Is your spiritual journey the same as your religious journey, or is religion just one of the facets of your spiritual life?

In breaking through the typologies of the past, Mormonism’s restoration was initially one way to pick up an individual spiritual path again without the cumbersome mores of organized religion.  But over time, as the religion has grown and become more bureaucratic, have members abandoned being spiritual for merely being religious?

For the last few decades, Westerners have embraced Eastern thought as a way to regain spirituality that they felt was stifled by organized religion. Based on their observations, spirituality includes:

  • the search for personal meaning in life
  • the search to understand one’s own nature and place in the universe
  • meditations on the nature of God
  • understanding the good in humanity and personal connections

According to Wikipedia:  An important distinction exists between spirituality in religion and spirituality as opposed to religion.

  • Spirituality in religion.  In recent years, spirituality in religion often carries connotations of a believer having a faith more personal, less dogmatic, more open to new ideas and myriad influences, and more pluralistic than the doctrinal/dogmatic faiths of mature religions. It also can connote the nature of believers’ personal relationship or “connection” with their god(s) or belief-system(s), as opposed to the general relationship with a Deity as shared by all members of a given faith. To Christians, referring to one’s self as “more spiritual than religious” implies relative deprecation of rules, rituals, and tradition while preferring an intimate relationship with God and/or talking to Him as one’s best friend. Their basis for this belief is that Jesus Christ came to free man from those rules, rituals, and traditions, giving them the ability to “walk in the spirit” thus maintaining a “Christian” lifestyle through that one-to-one relationship with God.
  • Spirituality as opposed to religion.  Those who speak of spirituality as opposed to religion generally meta-religiously believe in the existence of many “spiritual paths” and deny any objective truth about the best path to follow. Rather, adherents of this definition of the term emphasize the importance of finding one’s own path to whatever-god-there-is, rather than following what others say works. In summary: the path which makes the most coherent sense becomes the correct one (for oneself).  Many adherents of orthodox religions who regard spirituality as an aspect of their religious experience tend to contrast spirituality with secular “worldliness” rather than with the ritual expression of their religion.
  • New Age Thought.  People of a more New-Age disposition tend to regard spirituality not as religion per se, but as the active and vital connection to a force/power/energy, spirit, or sense of the deep self. As cultural historian and yogi William Irwin Thompson (1938 – ) put it, “Religion is not identical with spirituality; rather religion is the form spirituality takes in civilization.”

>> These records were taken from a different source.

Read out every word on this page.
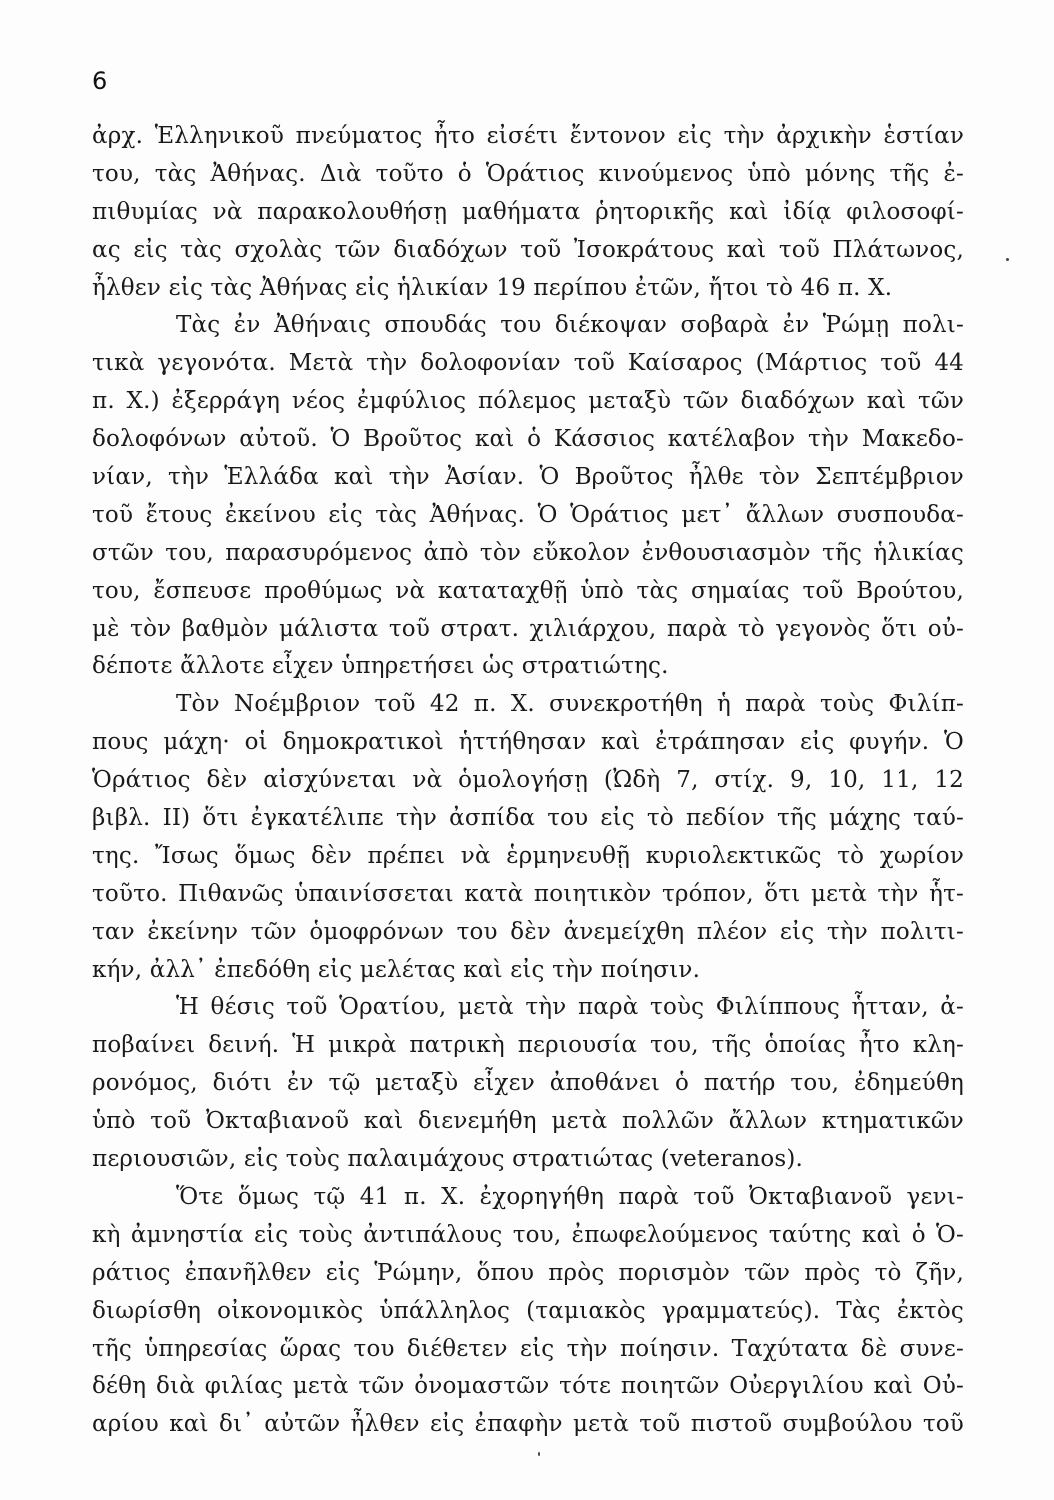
6
ἀρχ. Ἑλληνικοῦ πνεύματος ἦτο εἰσέτι ἔντονον εἰς τὴν ἀρχικὴν ἑστίαν
του, τὰς Ἀθήνας. Διὰ τοῦτο ὁ Ὁράτιος κινούμενος ὑπὸ μόνης τῆς ἐ-
πιθυμίας νὰ παρακολουθήσῃ μαθήματα ῥητορικῆς καὶ ἰδίᾳ φιλοσοφί-
ας εἰς τὰς σχολὰς τῶν διαδόχων τοῦ Ἰσοκράτους καὶ τοῦ Πλάτωνος,
ἦλθεν εἰς τὰς Ἀθήνας εἰς ἡλικίαν 19 περίπου ἐτῶν, ἤτοι τὸ 46 π. Χ.
Τὰς ἐν Ἀθήναις σπουδάς του διέκοψαν σοβαρὰ ἐν Ῥώμῃ πολι-
τικὰ γεγονότα. Μετὰ τὴν δολοφονίαν τοῦ Καίσαρος (Μάρτιος τοῦ 44
π. Χ.) ἐξερράγη νέος ἐμφύλιος πόλεμος μεταξὺ τῶν διαδόχων καὶ τῶν
δολοφόνων αὐτοῦ. Ὁ Βροῦτος καὶ ὁ Κάσσιος κατέλαβον τὴν Μακεδο-
νίαν, τὴν Ἑλλάδα καὶ τὴν Ἀσίαν. Ὁ Βροῦτος ἦλθε τὸν Σεπτέμβριον
τοῦ ἔτους ἐκείνου εἰς τὰς Ἀθήνας. Ὁ Ὁράτιος μετ᾿ ἄλλων συσπουδα-
στῶν του, παρασυρόμενος ἀπὸ τὸν εὔκολον ἐνθουσιασμὸν τῆς ἡλικίας
του, ἔσπευσε προθύμως νὰ καταταχθῇ ὑπὸ τὰς σημαίας τοῦ Βρούτου,
μὲ τὸν βαθμὸν μάλιστα τοῦ στρατ. χιλιάρχου, παρὰ τὸ γεγονὸς ὅτι οὐ-
δέποτε ἄλλοτε εἶχεν ὑπηρετήσει ὡς στρατιώτης.
Τὸν Νοέμβριον τοῦ 42 π. Χ. συνεκροτήθη ἡ παρὰ τοὺς Φιλίπ-
πους μάχη· οἱ δημοκρατικοὶ ἡττήθησαν καὶ ἐτράπησαν εἰς φυγήν. Ὁ
Ὁράτιος δὲν αἰσχύνεται νὰ ὁμολογήσῃ (Ὠδὴ 7, στίχ. 9, 10, 11, 12
βιβλ. ΙΙ) ὅτι ἐγκατέλιπε τὴν ἀσπίδα του εἰς τὸ πεδίον τῆς μάχης ταύ-
της. Ἴσως ὅμως δὲν πρέπει νὰ ἑρμηνευθῇ κυριολεκτικῶς τὸ χωρίον
τοῦτο. Πιθανῶς ὑπαινίσσεται κατὰ ποιητικὸν τρόπον, ὅτι μετὰ τὴν ἧτ-
ταν ἐκείνην τῶν ὁμοφρόνων του δὲν ἀνεμείχθη πλέον εἰς τὴν πολιτι-
κήν, ἀλλ᾿ ἐπεδόθη εἰς μελέτας καὶ εἰς τὴν ποίησιν.
Ἡ θέσις τοῦ Ὁρατίου, μετὰ τὴν παρὰ τοὺς Φιλίππους ἧτταν, ἀ-
ποβαίνει δεινή. Ἡ μικρὰ πατρικὴ περιουσία του, τῆς ὁποίας ἦτο κλη-
ρονόμος, διότι ἐν τῷ μεταξὺ εἶχεν ἀποθάνει ὁ πατήρ του, ἐδημεύθη
ὑπὸ τοῦ Ὀκταβιανοῦ καὶ διενεμήθη μετὰ πολλῶν ἄλλων κτηματικῶν
περιουσιῶν, εἰς τοὺς παλαιμάχους στρατιώτας (veteranos).
Ὅτε ὅμως τῷ 41 π. Χ. ἐχορηγήθη παρὰ τοῦ Ὀκταβιανοῦ γενι-
κὴ ἀμνηστία εἰς τοὺς ἀντιπάλους του, ἐπωφελούμενος ταύτης καὶ ὁ Ὁ-
ράτιος ἐπανῆλθεν εἰς Ῥώμην, ὅπου πρὸς πορισμὸν τῶν πρὸς τὸ ζῆν,
διωρίσθη οἰκονομικὸς ὑπάλληλος (ταμιακὸς γραμματεύς). Τὰς ἐκτὸς
τῆς ὑπηρεσίας ὥρας του διέθετεν εἰς τὴν ποίησιν. Ταχύτατα δὲ συνε-
δέθη διὰ φιλίας μετὰ τῶν ὀνομαστῶν τότε ποιητῶν Οὐεργιλίου καὶ Οὐ-
αρίου καὶ δι᾿ αὐτῶν ἦλθεν εἰς ἐπαφὴν μετὰ τοῦ πιστοῦ συμβούλου τοῦ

So, are Mormons on the whole “Spirituality in Religion” or “Spirituality opposed to Religion” people?  What does spirituality mean to you?  Does religion help you find your spiritual path or is it a separate but parallel path for you?  Do you see purely spiritual pursuits as being in opposition to Mormonism as a religion?  Are there elements of religion that stifle your spiritual path?  How do you reconcile the two?  Discuss.